INSPECT: A Multimodal Dataset for Patient Outcome Prediction of Pulmonary Embolisms

Part of Advances in Neural Information Processing Systems 36 (NeurIPS 2023) Datasets and Benchmarks Track

Bibtex Paper Supplemental

Authors

Shih-Cheng Huang, Zepeng Huo, Ethan Steinberg, Chia-Chun Chiang, Curtis Langlotz, Matthew Lungren, Serena Yeung, Nigam Shah, Jason Fries

Abstract

Synthesizing information from various data sources plays a crucial role in the practice of modern medicine. Current applications of artificial intelligence in medicine often focus on single-modality data due to a lack of publicly available, multimodal medical datasets. To address this limitation, we introduce INSPECT, which contains de-identified longitudinal records from a large cohort of pulmonary embolism (PE) patients, along with ground truth labels for multiple outcomes.

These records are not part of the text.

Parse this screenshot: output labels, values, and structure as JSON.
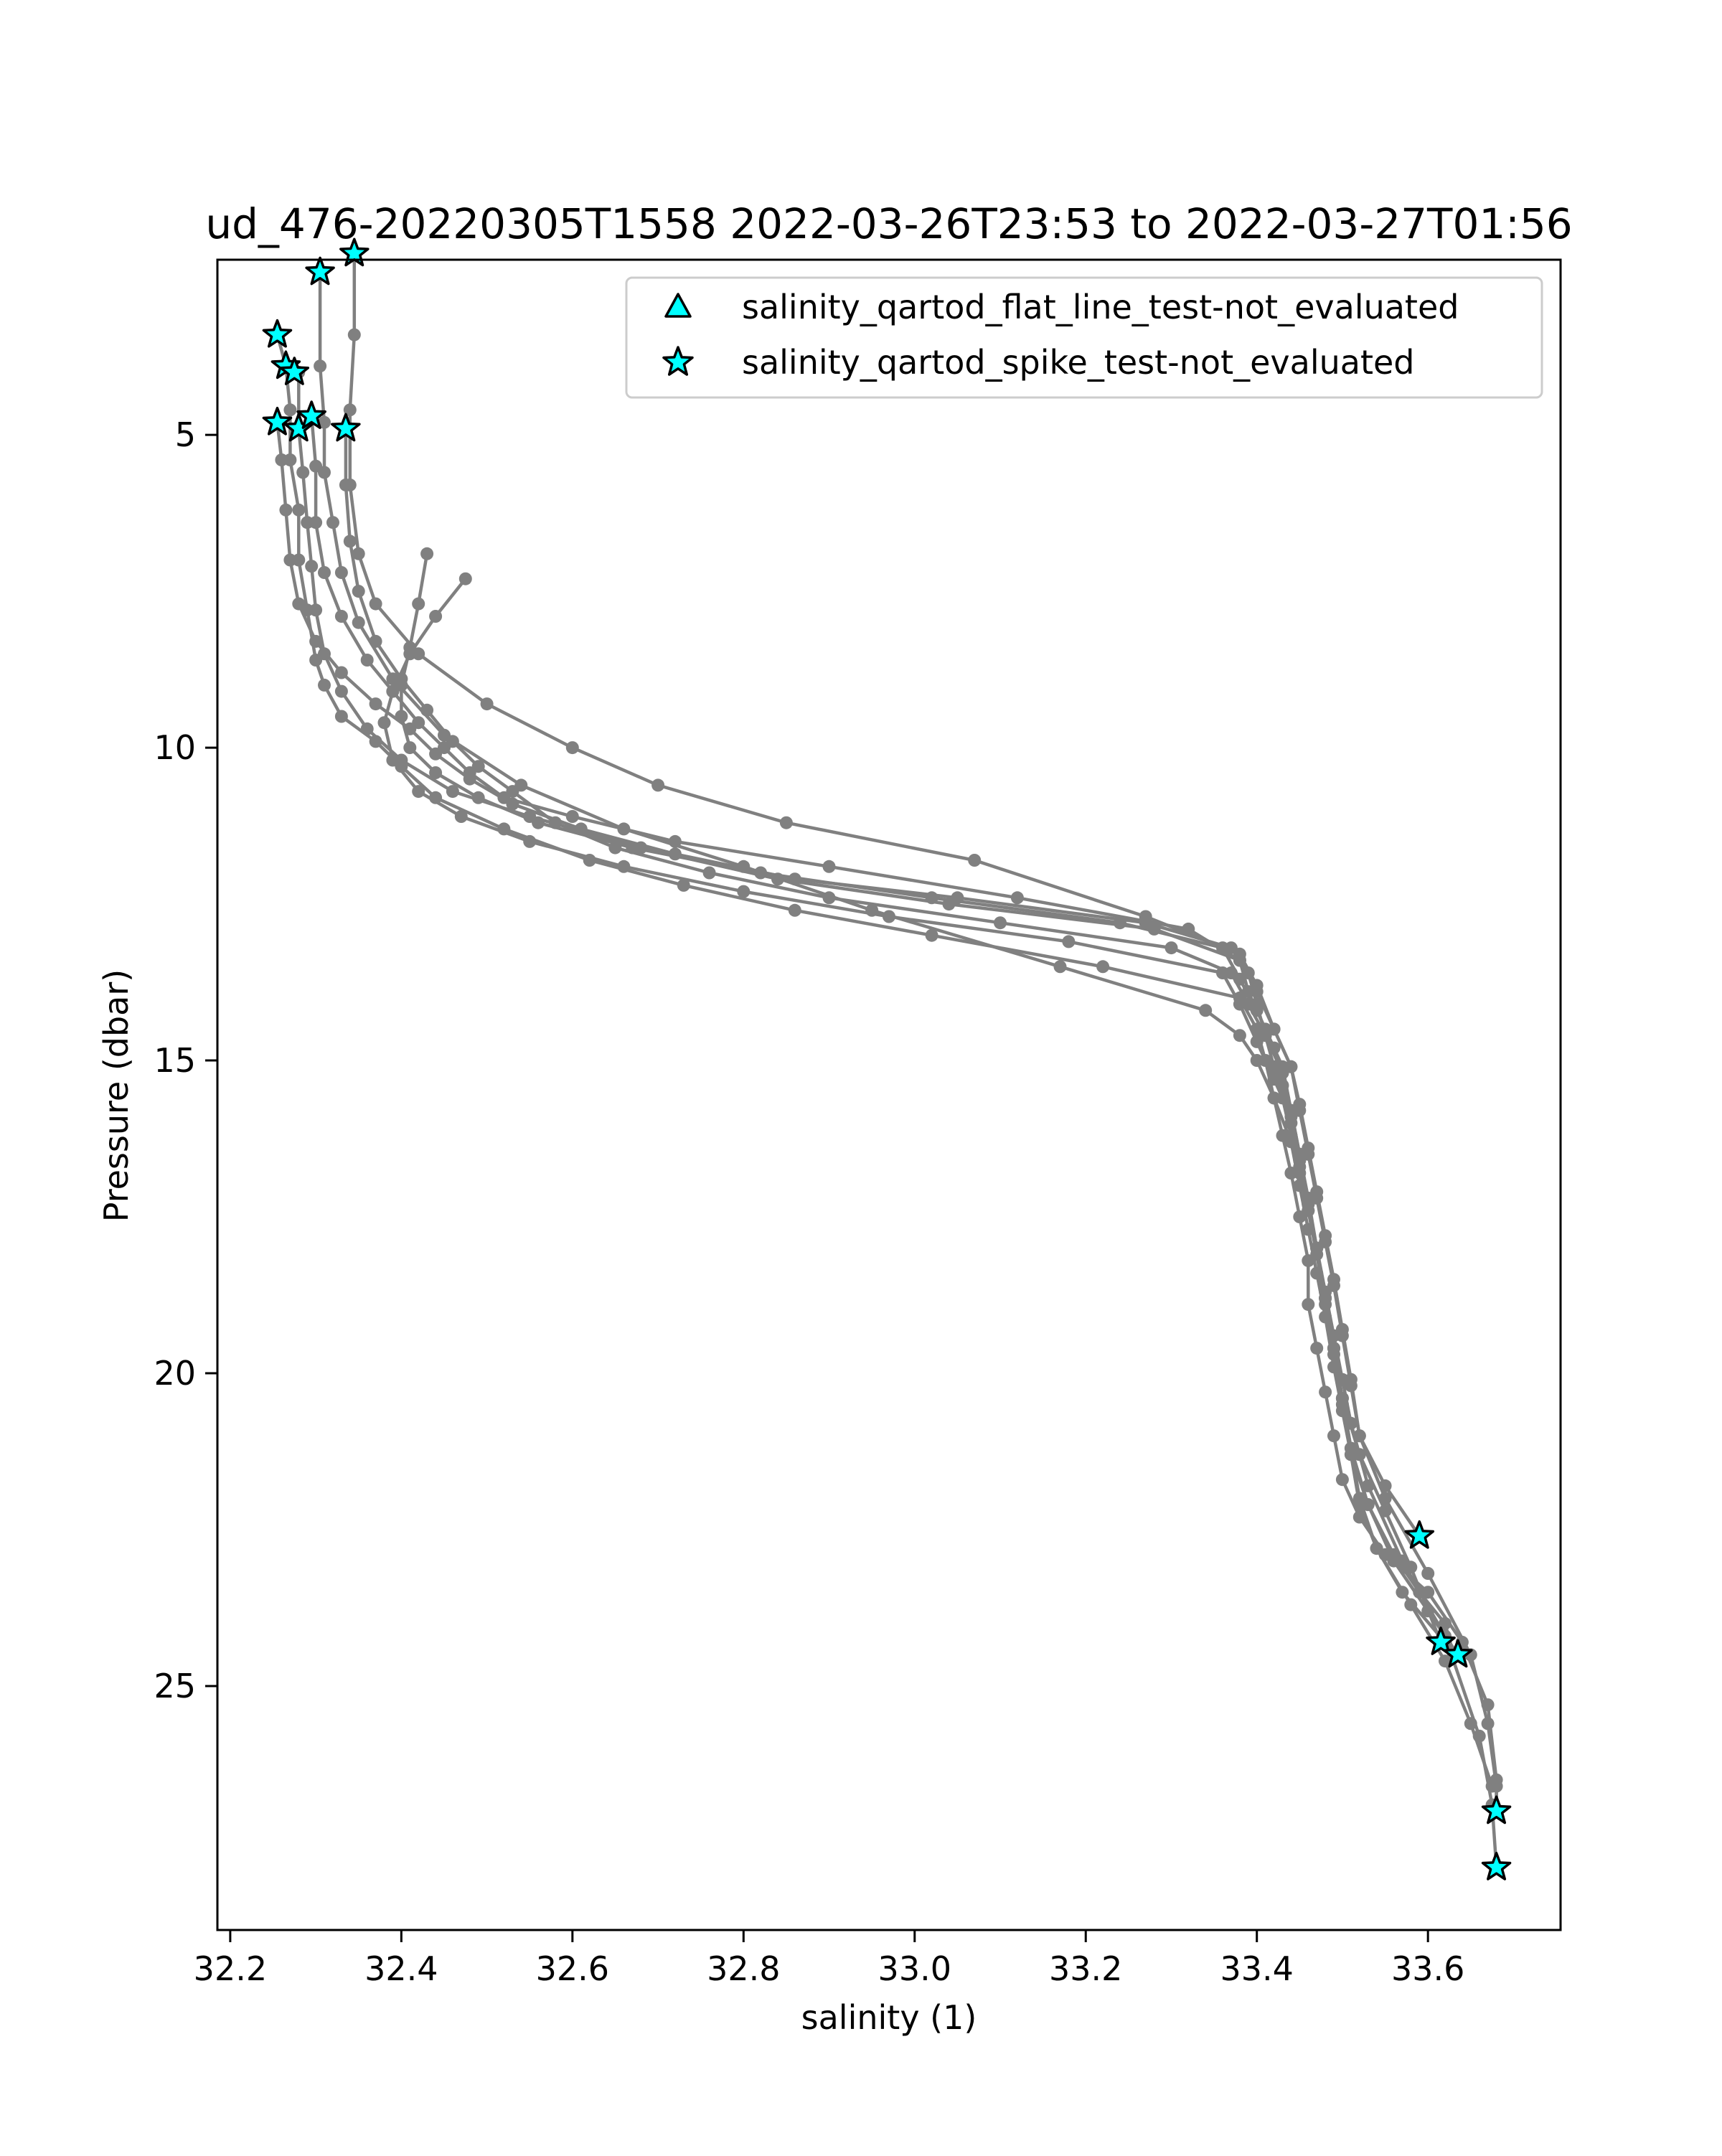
{
  "chart_data": {
    "type": "scatter",
    "title": "ud_476-20220305T1558 2022-03-26T23:53 to 2022-03-27T01:56",
    "xlabel": "salinity (1)",
    "ylabel": "Pressure (dbar)",
    "xlim": [
      32.185,
      33.755
    ],
    "ylim": [
      28.9,
      2.2
    ],
    "y_inverted": true,
    "x_ticks": [
      32.2,
      32.4,
      32.6,
      32.8,
      33.0,
      33.2,
      33.4,
      33.6
    ],
    "x_tick_labels": [
      "32.2",
      "32.4",
      "32.6",
      "32.8",
      "33.0",
      "33.2",
      "33.4",
      "33.6"
    ],
    "y_ticks": [
      5,
      10,
      15,
      20,
      25
    ],
    "y_tick_labels": [
      "5",
      "10",
      "15",
      "20",
      "25"
    ],
    "grid": false,
    "legend_position": "top-right",
    "colors": {
      "profile_line": "#808080",
      "flag_fill": "#00ffff",
      "flag_edge": "#000000"
    },
    "profiles": [
      {
        "x": [
          32.255,
          32.265,
          32.27,
          32.27,
          32.28,
          32.28,
          32.29,
          32.3,
          32.31,
          32.33,
          32.37,
          32.4,
          32.44,
          32.52,
          32.62,
          32.73,
          32.86,
          33.02,
          33.22,
          33.38,
          33.4,
          33.41,
          33.42,
          33.43,
          33.44,
          33.45,
          33.46,
          33.46,
          33.47,
          33.48,
          33.49,
          33.5,
          33.52,
          33.55,
          33.6,
          33.64,
          33.67,
          33.68,
          33.68
        ],
        "y": [
          3.4,
          3.9,
          4.6,
          5.4,
          6.2,
          7.0,
          7.8,
          8.6,
          9.0,
          9.5,
          9.9,
          10.3,
          10.8,
          11.3,
          11.8,
          12.2,
          12.6,
          13.0,
          13.5,
          14.0,
          14.5,
          15.0,
          15.6,
          16.2,
          16.8,
          17.5,
          18.2,
          18.9,
          19.6,
          20.3,
          21.0,
          21.7,
          22.3,
          22.9,
          23.5,
          24.3,
          25.3,
          26.5,
          27.0
        ]
      },
      {
        "x": [
          32.345,
          32.345,
          32.34,
          32.34,
          32.35,
          32.37,
          32.42,
          32.5,
          32.6,
          32.7,
          32.85,
          33.07,
          33.27,
          33.38,
          33.4,
          33.42,
          33.44,
          33.45,
          33.46,
          33.47,
          33.48,
          33.49,
          33.5,
          33.51,
          33.52,
          33.55,
          33.59
        ],
        "y": [
          2.1,
          3.4,
          4.6,
          5.8,
          6.9,
          7.7,
          8.5,
          9.3,
          10.0,
          10.6,
          11.2,
          11.8,
          12.7,
          13.3,
          13.8,
          14.5,
          15.1,
          15.8,
          16.5,
          17.2,
          17.9,
          18.6,
          19.4,
          20.2,
          21.0,
          21.8,
          22.6
        ]
      },
      {
        "x": [
          32.305,
          32.305,
          32.31,
          32.31,
          32.32,
          32.33,
          32.35,
          32.39,
          32.45,
          32.54,
          32.66,
          32.8,
          32.95,
          33.17,
          33.34,
          33.38,
          33.4,
          33.42,
          33.44,
          33.45,
          33.46,
          33.47,
          33.48,
          33.49,
          33.5,
          33.51,
          33.53,
          33.56,
          33.59,
          33.62,
          33.63
        ],
        "y": [
          2.4,
          3.9,
          4.8,
          5.6,
          6.4,
          7.2,
          8.0,
          8.9,
          9.8,
          10.6,
          11.3,
          11.9,
          12.6,
          13.5,
          14.2,
          14.6,
          15.0,
          15.6,
          16.3,
          17.0,
          17.7,
          18.4,
          19.1,
          19.9,
          20.6,
          21.3,
          22.1,
          22.9,
          23.5,
          24.0,
          24.5
        ]
      },
      {
        "x": [
          32.28,
          32.28,
          32.285,
          32.29,
          32.295,
          32.3,
          32.31,
          32.33,
          32.36,
          32.4,
          32.46,
          32.55,
          32.68,
          32.84,
          33.04,
          33.28,
          33.38,
          33.39,
          33.41,
          33.43,
          33.44,
          33.45,
          33.46,
          33.47,
          33.48,
          33.49,
          33.5,
          33.52,
          33.55,
          33.58,
          33.615
        ],
        "y": [
          4.0,
          4.9,
          5.6,
          6.4,
          7.1,
          7.8,
          8.5,
          9.1,
          9.7,
          10.2,
          10.7,
          11.1,
          11.6,
          12.1,
          12.5,
          12.9,
          13.4,
          13.9,
          14.5,
          15.1,
          15.8,
          16.5,
          17.3,
          18.0,
          18.8,
          19.6,
          20.4,
          21.3,
          22.2,
          23.1,
          24.3
        ]
      },
      {
        "x": [
          32.255,
          32.26,
          32.265,
          32.27,
          32.28,
          32.3,
          32.33,
          32.37,
          32.41,
          32.44,
          32.48,
          32.53,
          32.61,
          32.72,
          32.86,
          33.05,
          33.27,
          33.37,
          33.39,
          33.4,
          33.41,
          33.42,
          33.43,
          33.44,
          33.45,
          33.46,
          33.47,
          33.48,
          33.49,
          33.5,
          33.51,
          33.53,
          33.57,
          33.62,
          33.66,
          33.675,
          33.68
        ],
        "y": [
          4.8,
          5.4,
          6.2,
          7.0,
          7.7,
          8.3,
          8.8,
          9.3,
          9.7,
          10.1,
          10.5,
          10.9,
          11.3,
          11.7,
          12.1,
          12.4,
          12.8,
          13.2,
          13.6,
          14.1,
          14.6,
          15.1,
          15.6,
          16.2,
          16.8,
          17.4,
          18.0,
          18.7,
          19.4,
          20.1,
          20.8,
          21.8,
          23.0,
          24.2,
          25.8,
          26.9,
          27.9
        ]
      },
      {
        "x": [
          32.335,
          32.335,
          32.34,
          32.35,
          32.37,
          32.4,
          32.43,
          32.46,
          32.49,
          32.53,
          32.58,
          32.65,
          32.76,
          32.9,
          33.1,
          33.3,
          33.37,
          33.39,
          33.41,
          33.43,
          33.44,
          33.45,
          33.46,
          33.47,
          33.48,
          33.49,
          33.5,
          33.51,
          33.53,
          33.56,
          33.6,
          33.635
        ],
        "y": [
          4.9,
          5.8,
          6.7,
          7.5,
          8.3,
          8.9,
          9.4,
          9.9,
          10.3,
          10.7,
          11.2,
          11.6,
          12.0,
          12.4,
          12.8,
          13.2,
          13.6,
          14.1,
          14.6,
          15.2,
          15.8,
          16.5,
          17.2,
          18.0,
          18.8,
          19.6,
          20.4,
          21.2,
          22.1,
          23.0,
          23.8,
          24.5
        ]
      },
      {
        "x": [
          32.295,
          32.3,
          32.3,
          32.31,
          32.33,
          32.36,
          32.39,
          32.42,
          32.45,
          32.48,
          32.52,
          32.6,
          32.72,
          32.9,
          33.12,
          33.32,
          33.38,
          33.4,
          33.42,
          33.44,
          33.45,
          33.46,
          33.47,
          33.48,
          33.49,
          33.5,
          33.51,
          33.52,
          33.55,
          33.6,
          33.65,
          33.67,
          33.68,
          33.68
        ],
        "y": [
          4.7,
          5.5,
          6.4,
          7.2,
          7.9,
          8.6,
          9.1,
          9.6,
          10.0,
          10.4,
          10.8,
          11.1,
          11.5,
          11.9,
          12.4,
          12.9,
          13.4,
          13.9,
          14.5,
          15.1,
          15.7,
          16.4,
          17.1,
          17.8,
          18.5,
          19.3,
          20.1,
          21.0,
          22.0,
          23.2,
          24.5,
          25.6,
          26.6,
          27.0
        ]
      },
      {
        "x": [
          32.43,
          32.42,
          32.41,
          32.4,
          32.4,
          32.41,
          32.44,
          32.49,
          32.56,
          32.67,
          32.82,
          33.02,
          33.24,
          33.36,
          33.38,
          33.4,
          33.42,
          33.43,
          33.44,
          33.45,
          33.46,
          33.47,
          33.48,
          33.49,
          33.5,
          33.51,
          33.52,
          33.54,
          33.57,
          33.62
        ],
        "y": [
          6.9,
          7.7,
          8.4,
          9.0,
          9.5,
          10.0,
          10.4,
          10.8,
          11.2,
          11.6,
          12.0,
          12.4,
          12.8,
          13.2,
          13.7,
          14.2,
          14.8,
          15.4,
          16.0,
          16.7,
          17.4,
          18.1,
          18.9,
          19.7,
          20.5,
          21.3,
          22.1,
          22.8,
          23.5,
          24.3
        ]
      },
      {
        "x": [
          32.475,
          32.44,
          32.41,
          32.39,
          32.38,
          32.39,
          32.42,
          32.47,
          32.55,
          32.66,
          32.8,
          32.97,
          33.18,
          33.36,
          33.38,
          33.4,
          33.42,
          33.44,
          33.45,
          33.46,
          33.47,
          33.48,
          33.49,
          33.5,
          33.51,
          33.52,
          33.54,
          33.58,
          33.62,
          33.65,
          33.675
        ],
        "y": [
          7.3,
          7.9,
          8.5,
          9.1,
          9.6,
          10.2,
          10.7,
          11.1,
          11.5,
          11.9,
          12.3,
          12.7,
          13.1,
          13.6,
          14.1,
          14.7,
          15.3,
          15.9,
          16.6,
          17.3,
          18.0,
          18.8,
          19.6,
          20.4,
          21.2,
          22.0,
          22.8,
          23.7,
          24.6,
          25.6,
          26.6
        ]
      }
    ],
    "legend": [
      {
        "label": "salinity_qartod_flat_line_test-not_evaluated",
        "marker": "triangle"
      },
      {
        "label": "salinity_qartod_spike_test-not_evaluated",
        "marker": "star"
      }
    ],
    "flags": {
      "flat_line": [],
      "spike": [
        {
          "x": 32.345,
          "y": 2.1
        },
        {
          "x": 32.305,
          "y": 2.4
        },
        {
          "x": 32.255,
          "y": 3.4
        },
        {
          "x": 32.265,
          "y": 3.9
        },
        {
          "x": 32.275,
          "y": 4.0
        },
        {
          "x": 32.255,
          "y": 4.8
        },
        {
          "x": 32.28,
          "y": 4.9
        },
        {
          "x": 32.295,
          "y": 4.7
        },
        {
          "x": 32.335,
          "y": 4.9
        },
        {
          "x": 33.59,
          "y": 22.6
        },
        {
          "x": 33.615,
          "y": 24.3
        },
        {
          "x": 33.635,
          "y": 24.5
        },
        {
          "x": 33.68,
          "y": 27.0
        },
        {
          "x": 33.68,
          "y": 27.9
        }
      ]
    }
  }
}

INSPECT contains data from 19,402 patients, including CT images, sections of radiology reports, and structured electronic health record (EHR) data (including demographics, diagnoses, procedures, and vitals). Using our provided dataset, we develop and release a benchmark for evaluating several baseline modeling approaches on a variety of important PE related tasks. We evaluate image-only, EHR-only, and fused models. Trained models and the de-identified dataset are made available for non-commercial use under a data use agreement. To the best our knowledge, INSPECT is the largest multimodal dataset for enabling reproducible research on strategies for integrating 3D medical imaging and EHR data.